Life Inc: How the World Became a Corporation and How to Take it Back
V**T
I love the idea
I love the idea, unfortunately it's full of 'big & fancy' words, which I found a pity - if you really are aiming for change - it helps if you understand what you are reading and don't have to stop and look up words every other page. I read a lot and have a reasonably decent vocabulary - this was work. Books (unless I'm studying) are for enjoyment/relaxation/enrichment and should not cost too much effort. I will still try to finish it one day....
M**D
good read
the book identifies the problems with our current world and the way most of us participate in it however the authors solutions are weak to say the least.
M**M
good
this was easy to find, was what i was looking for, was good quality with no hassels what so ever
A**M
Depressing....ly true.
The first part about history of corporations made me as wet as a bored housewife reading the "Fifty Shades of Grey".
S**S
A book I've been looking for for a long time.
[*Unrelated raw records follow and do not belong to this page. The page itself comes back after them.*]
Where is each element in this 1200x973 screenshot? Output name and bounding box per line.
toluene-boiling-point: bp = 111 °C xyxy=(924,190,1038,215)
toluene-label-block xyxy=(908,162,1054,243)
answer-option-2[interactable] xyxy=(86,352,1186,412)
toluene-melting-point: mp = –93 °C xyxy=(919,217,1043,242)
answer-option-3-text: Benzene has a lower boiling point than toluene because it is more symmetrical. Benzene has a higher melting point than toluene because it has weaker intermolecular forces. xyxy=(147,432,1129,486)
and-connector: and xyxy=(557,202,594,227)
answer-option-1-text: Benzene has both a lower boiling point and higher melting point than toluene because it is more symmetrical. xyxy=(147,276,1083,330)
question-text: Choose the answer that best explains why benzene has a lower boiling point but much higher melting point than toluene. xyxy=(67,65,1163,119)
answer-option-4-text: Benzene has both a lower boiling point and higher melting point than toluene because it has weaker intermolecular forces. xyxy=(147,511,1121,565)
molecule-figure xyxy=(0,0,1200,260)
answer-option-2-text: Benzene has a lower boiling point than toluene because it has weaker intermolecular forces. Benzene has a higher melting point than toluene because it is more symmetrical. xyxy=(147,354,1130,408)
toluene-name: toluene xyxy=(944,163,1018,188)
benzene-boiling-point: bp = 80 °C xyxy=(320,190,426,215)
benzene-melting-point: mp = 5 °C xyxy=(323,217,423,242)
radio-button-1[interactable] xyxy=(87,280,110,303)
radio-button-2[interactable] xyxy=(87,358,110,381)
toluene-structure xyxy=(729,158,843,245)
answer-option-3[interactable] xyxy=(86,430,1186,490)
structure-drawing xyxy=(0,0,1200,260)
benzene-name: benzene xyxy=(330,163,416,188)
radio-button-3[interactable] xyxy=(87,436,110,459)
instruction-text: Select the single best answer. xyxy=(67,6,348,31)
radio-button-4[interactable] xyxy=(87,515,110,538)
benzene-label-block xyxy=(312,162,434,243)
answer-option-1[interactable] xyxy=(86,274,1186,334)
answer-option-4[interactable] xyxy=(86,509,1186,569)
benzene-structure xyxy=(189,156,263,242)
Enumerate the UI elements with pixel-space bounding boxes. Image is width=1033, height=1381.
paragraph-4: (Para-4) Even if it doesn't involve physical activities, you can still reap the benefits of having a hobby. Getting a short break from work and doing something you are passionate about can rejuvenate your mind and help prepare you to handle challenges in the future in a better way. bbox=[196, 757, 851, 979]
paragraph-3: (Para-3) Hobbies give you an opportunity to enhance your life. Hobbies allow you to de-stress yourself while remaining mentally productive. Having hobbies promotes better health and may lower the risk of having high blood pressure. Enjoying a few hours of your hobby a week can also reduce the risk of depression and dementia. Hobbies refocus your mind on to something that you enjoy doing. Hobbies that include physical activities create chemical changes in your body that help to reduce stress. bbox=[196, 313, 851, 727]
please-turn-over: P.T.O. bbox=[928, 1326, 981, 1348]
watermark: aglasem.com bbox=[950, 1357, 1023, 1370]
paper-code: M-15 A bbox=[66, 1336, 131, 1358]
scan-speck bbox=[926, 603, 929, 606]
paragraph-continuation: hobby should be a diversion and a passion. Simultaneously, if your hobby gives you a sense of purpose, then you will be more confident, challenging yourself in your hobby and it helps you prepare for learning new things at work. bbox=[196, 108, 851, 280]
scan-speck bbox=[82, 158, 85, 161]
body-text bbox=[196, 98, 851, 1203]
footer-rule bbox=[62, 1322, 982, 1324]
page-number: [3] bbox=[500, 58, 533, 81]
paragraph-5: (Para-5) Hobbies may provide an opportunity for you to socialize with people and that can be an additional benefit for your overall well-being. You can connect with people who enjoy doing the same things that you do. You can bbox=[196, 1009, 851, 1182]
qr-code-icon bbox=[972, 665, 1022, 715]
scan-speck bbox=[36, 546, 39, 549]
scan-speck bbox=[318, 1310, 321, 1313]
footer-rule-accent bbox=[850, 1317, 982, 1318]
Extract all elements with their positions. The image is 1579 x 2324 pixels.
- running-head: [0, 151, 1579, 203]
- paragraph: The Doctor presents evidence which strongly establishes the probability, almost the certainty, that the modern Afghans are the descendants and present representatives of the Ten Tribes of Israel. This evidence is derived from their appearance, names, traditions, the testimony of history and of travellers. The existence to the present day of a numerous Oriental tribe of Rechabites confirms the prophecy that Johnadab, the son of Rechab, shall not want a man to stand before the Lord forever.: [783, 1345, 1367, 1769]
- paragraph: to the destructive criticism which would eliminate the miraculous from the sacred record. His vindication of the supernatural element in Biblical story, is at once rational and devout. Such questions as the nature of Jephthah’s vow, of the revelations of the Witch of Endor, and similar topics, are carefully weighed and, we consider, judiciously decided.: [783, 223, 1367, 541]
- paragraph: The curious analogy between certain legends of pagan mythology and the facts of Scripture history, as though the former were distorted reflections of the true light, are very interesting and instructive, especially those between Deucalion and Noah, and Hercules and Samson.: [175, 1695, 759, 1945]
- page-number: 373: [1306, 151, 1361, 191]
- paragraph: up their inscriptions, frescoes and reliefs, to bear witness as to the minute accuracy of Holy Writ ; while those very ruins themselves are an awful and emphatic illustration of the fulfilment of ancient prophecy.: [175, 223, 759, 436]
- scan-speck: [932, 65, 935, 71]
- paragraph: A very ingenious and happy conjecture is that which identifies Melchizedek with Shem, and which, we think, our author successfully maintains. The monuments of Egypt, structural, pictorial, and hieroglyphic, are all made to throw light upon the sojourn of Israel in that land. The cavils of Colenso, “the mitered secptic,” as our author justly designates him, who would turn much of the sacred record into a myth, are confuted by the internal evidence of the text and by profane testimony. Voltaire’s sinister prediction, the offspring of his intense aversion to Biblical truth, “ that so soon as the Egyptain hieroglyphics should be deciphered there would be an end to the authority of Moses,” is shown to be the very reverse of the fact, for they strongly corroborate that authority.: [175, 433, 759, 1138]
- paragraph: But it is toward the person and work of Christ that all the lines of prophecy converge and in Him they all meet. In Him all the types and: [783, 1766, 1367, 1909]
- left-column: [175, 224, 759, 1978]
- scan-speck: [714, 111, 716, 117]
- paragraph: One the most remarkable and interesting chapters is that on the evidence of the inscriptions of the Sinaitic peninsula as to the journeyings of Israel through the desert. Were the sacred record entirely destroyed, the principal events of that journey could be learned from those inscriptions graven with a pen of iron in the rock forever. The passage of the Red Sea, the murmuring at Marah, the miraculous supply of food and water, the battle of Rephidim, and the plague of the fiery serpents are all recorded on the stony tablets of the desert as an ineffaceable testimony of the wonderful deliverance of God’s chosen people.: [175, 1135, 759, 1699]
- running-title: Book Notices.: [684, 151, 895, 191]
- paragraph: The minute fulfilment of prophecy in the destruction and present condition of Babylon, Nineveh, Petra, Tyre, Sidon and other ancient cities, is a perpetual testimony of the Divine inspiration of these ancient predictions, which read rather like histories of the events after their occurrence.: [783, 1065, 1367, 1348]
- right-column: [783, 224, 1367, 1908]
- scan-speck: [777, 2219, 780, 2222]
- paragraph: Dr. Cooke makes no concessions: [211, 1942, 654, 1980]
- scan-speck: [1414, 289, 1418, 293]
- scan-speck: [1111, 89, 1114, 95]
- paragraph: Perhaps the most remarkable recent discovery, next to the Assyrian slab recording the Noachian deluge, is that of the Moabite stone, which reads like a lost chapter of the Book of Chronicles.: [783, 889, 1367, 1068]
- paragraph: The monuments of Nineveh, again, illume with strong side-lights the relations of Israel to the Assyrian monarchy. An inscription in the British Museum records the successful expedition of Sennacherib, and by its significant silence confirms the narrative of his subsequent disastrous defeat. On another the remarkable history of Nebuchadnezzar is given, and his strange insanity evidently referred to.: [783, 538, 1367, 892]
I hardly recongnised the book I've just read from Peter Haydon's review. Haven't checked all the many references Rushkoff provides for his historical research, but he is certainly not 'ignorant' of financial history; nor is his style 'pseudo-academic', if anything it was a little too journalistic for my taste, but clear and very readable.Anyway, my recommendation is to get down to your local bookshop and read the last two chapters. The penultimate chapter clarifies many of the reasons I've been dissatisfied with anti-corporate activism over the last few years, while the last is a good summary of grass roots initiatives to tackle the problems. It doesn't make for a rousing climax, but the sort of social and political diatribes that do, (left- or right-wing) tend to be the ones that end badly.
N**H
Long overdue
The first point to note is that Rushkoff isn't attacking money or trade in itself: "Commerce is good" he says, "Corporatism is something else entirely". Tracing corporations back to the monarchy, and showing them as an extension of the same power-hungry, oft-corrupt idealogoy, Rushkoff explores the same territory as Joel Bakan's The Corporation and the Yes Men's stunts and films. But it's a vital and urgent issue: how centuries of corporate influence have turned us into a world of "isolated, individualistic people pitted against each other" at a time when cooperation is more urgently needed than ever.It seems a vital debate as the big three problems of the modern world - poverty (and related conflicts), global warming and lifestyle/mental health problems, are linked in a vicious circle supported by corporations so massive and far removed from their original purpose as to have forgotten making money is far less important than (and often inversely related to) wellbeing and survival. Lives of unfulfilling, unproductive work that we don't believe in making us miserable, forcing us to buy more stuff we don't need made by cheap, exploited foreign labour, in turn using up valuable resources and bringing the planet closer to enviro-catastrophe. It's a circle where no-one benefits other than a few large shareholders, and even they are endangering their own heirs - a non-Darwinian illogicality.As is often the case, the problems seem to be spelled out here in far more detail than the solutions, but there is the general argument in favour of the group over the individual, interdependence, collective action as well as small scale thinking and personal life changes. There is, however, a strong warning against 'branded movements', the corporate/institutional solution and Bono-esque save-the-world "ego trips" that "are the artifacts of the strident individualism we were taught to embrace".Essential reading, even if you don't agree with everything within it.
S**N
Great perspectives
Douglas Rushkoff delivers a great analysis and perspectives on how we all have embodyied and become slaves of the corporate mindset. A provocative and inspiring book - though you could say it's stronger in it's critique of the existing US model than in concrete bids on alternatives to the existing system and thinking. Must read...
B**E
great but scarry
A very clear insight into why we live the way we do and how we are manipulated to ensure the march of the corporate monopolies. This book will defiantly make you think.